女は「毎度あり」とルージュを乗せた唇に笑みを刻んだ。
「でかい鎧を運んだ奴を見てないか?そいつを探してる」
「……あぁ、昨日の昼間の事だね」
「知ってるんだな。よかった」
知らないとなるとまた別の女を口説かなきゃいけないトコだった、とコウは笑う。
反応を見つめていた女に、彼女はサングラス越しの視線を向ける。
「んじゃ、俺の情報から先に…」
その言葉は最後まで紡がれる事はなかった。
唇に添えられた鮮やかなマニキュアを乗せた細く白い指がそれを制したからである。
「あんたは信用できそうだから、特別に先に教えてあげるよ」
「…へぇ…。
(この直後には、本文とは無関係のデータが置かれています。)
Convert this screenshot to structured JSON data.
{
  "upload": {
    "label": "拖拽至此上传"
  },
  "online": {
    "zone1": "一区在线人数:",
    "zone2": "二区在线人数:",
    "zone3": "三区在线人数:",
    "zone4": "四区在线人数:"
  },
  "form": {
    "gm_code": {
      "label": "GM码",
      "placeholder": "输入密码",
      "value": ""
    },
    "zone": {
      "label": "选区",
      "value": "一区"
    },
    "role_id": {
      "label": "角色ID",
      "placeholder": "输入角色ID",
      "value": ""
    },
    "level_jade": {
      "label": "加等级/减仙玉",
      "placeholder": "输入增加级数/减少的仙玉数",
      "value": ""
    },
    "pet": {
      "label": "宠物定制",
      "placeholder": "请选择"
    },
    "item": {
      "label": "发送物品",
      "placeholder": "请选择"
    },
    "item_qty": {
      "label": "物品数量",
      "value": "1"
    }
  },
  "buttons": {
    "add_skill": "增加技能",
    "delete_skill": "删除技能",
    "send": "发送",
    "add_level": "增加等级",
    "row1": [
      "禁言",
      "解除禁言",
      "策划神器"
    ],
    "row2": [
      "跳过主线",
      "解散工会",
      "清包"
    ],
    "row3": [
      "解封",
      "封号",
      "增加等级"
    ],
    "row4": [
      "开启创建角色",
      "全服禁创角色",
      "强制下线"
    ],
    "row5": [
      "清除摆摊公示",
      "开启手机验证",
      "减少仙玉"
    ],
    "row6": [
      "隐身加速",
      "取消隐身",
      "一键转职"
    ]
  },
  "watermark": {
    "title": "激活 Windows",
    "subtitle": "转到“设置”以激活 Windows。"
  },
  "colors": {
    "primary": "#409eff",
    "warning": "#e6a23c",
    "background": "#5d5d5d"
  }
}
やっぱ、いい女だわ」
「そこに見える通りがあるだろう?その先にあるデビルズネストって所に運ばれたよ」
唇に乗せていた指をそのままついっと右に動かし、彼女は通りを指す。
コウはそちらに視線を向けた後、再び彼女に視線を戻す。
「感謝するよ」
「どういたしまして。仕事が済んだらあたしの店にも寄ってよね」
「…あぁ、暇があれば」
そう答えてコウは壁についていた手を下ろす。
そして、少しだけ言葉を選ぶように沈黙した。
「………俺からの情報だ。直に軍がこの路地を占拠する」
「…あんた、軍人かい?」
「似たようなもんさ。悪い事は言わねぇ。今すぐ退散しておきな」
そう言い終えるなり、コウは例の通りへと足を向ける。
そんな彼女の背中に女からの声が掛かった。
「貴重な情報ありがとうよ、赤髪の大佐」
小さく紡がれた声にコウは肩を竦めた。
「知ってたのかよ…まったく。ほんっと、いい女だわ」
軍の狗と知って尚、情報を与えてくれた彼女に最大級の感謝を篭めて手を上げる。